Nodes KPIs and online history

  • KPIs: Total Nodes and Offline Nodes for quick situational awareness.
  • Online Nodes chart: time-series showing the number of online replicas over the selected interval to spot outages or flapping nodes.

Transfer rates and queues

  • Transfer Rates chart: Send Rate (how fast the primary sends changes) and Redo Rate (how fast secondaries apply changes). Use to spot slow secondaries or network saturation.
  • Transfer Queue Size chart: Send Queue Size and Redo Queue Size. Growing queues indicate replication lag or bottlenecks that may affect failover readiness.

Health history charts

  • Online node history: online vs total nodes over time to visualize availability trends.
  • Database Health History: healthy databases vs total databases to track when databases become unsynchronized or unhealthy.

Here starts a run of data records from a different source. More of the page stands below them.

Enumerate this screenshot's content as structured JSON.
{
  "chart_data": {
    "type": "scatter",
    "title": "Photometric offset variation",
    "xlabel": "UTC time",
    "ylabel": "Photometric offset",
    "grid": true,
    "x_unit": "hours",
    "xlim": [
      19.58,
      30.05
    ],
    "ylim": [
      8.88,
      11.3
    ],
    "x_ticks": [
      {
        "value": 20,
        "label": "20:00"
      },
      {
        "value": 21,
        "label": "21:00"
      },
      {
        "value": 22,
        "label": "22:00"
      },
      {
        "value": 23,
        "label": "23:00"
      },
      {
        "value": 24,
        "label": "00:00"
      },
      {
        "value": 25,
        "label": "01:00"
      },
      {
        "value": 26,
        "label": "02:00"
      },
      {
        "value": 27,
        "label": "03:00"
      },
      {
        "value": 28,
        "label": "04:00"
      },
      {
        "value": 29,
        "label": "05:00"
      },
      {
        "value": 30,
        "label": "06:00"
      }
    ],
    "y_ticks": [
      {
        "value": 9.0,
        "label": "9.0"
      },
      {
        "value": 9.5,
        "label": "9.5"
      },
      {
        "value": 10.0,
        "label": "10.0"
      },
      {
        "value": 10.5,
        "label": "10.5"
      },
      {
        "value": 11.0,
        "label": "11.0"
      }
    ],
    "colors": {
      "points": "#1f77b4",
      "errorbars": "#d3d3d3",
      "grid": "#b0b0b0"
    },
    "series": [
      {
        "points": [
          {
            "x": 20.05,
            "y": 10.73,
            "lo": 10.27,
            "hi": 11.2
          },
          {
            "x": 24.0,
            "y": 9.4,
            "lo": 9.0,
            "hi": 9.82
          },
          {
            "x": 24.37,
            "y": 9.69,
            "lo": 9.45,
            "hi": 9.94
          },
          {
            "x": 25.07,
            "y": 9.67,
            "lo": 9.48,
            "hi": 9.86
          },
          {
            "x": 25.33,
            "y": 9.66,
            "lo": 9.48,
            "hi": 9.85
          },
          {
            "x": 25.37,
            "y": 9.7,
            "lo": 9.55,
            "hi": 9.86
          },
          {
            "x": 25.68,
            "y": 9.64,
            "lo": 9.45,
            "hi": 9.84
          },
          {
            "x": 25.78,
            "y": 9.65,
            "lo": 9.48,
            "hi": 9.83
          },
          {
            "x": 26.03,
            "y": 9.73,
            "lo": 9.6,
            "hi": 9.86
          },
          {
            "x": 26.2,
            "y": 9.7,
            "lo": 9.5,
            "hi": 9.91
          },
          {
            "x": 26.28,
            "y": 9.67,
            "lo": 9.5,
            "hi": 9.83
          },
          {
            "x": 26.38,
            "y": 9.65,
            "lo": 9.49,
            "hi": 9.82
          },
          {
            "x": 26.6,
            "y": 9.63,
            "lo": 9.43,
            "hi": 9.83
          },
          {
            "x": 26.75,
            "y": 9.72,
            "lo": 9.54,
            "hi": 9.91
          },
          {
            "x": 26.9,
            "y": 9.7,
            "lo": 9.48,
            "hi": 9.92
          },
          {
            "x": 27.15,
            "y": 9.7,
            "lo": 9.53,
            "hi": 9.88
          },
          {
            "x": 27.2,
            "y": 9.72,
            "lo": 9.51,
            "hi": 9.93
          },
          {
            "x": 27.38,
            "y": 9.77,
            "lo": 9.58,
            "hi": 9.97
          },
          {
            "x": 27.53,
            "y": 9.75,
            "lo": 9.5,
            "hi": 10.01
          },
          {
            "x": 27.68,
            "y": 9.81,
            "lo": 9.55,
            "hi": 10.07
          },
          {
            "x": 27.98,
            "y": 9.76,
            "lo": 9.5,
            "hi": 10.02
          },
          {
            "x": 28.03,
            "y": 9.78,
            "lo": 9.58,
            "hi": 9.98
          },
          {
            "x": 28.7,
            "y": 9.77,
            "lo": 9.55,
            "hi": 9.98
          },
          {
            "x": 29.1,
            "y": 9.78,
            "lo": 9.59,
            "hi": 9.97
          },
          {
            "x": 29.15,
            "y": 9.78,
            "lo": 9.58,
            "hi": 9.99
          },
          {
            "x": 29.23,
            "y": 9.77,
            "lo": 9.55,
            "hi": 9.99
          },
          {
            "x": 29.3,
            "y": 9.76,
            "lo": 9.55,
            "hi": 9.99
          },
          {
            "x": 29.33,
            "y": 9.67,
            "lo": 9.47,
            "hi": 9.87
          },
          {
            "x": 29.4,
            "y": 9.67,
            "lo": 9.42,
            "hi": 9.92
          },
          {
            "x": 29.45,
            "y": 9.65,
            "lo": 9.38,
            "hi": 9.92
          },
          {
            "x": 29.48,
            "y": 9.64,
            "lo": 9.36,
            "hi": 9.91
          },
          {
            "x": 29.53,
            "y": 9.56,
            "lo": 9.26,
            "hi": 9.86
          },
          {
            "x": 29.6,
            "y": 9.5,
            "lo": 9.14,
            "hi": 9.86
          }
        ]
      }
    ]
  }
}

Databases Replication Status table

  • SQL Instance: instance hosting the database replica
  • Database Name: database name
  • Sync. Health: synchronization status for the database
  • Is Primary Replica: indicates whether this row is the primary
  • Availability Mode: database-level availability mode (inherits from AG)

Usage and investigation tips

  • Correlate failover times with primary timeline and with performance metrics (CPU, I/O) to find causes of role changes.
  • Increasing send/redo queues or sustained low redo rates often point to network, disk, or resource contention on secondaries — investigate those hosts before initiating failover or taking corrective action.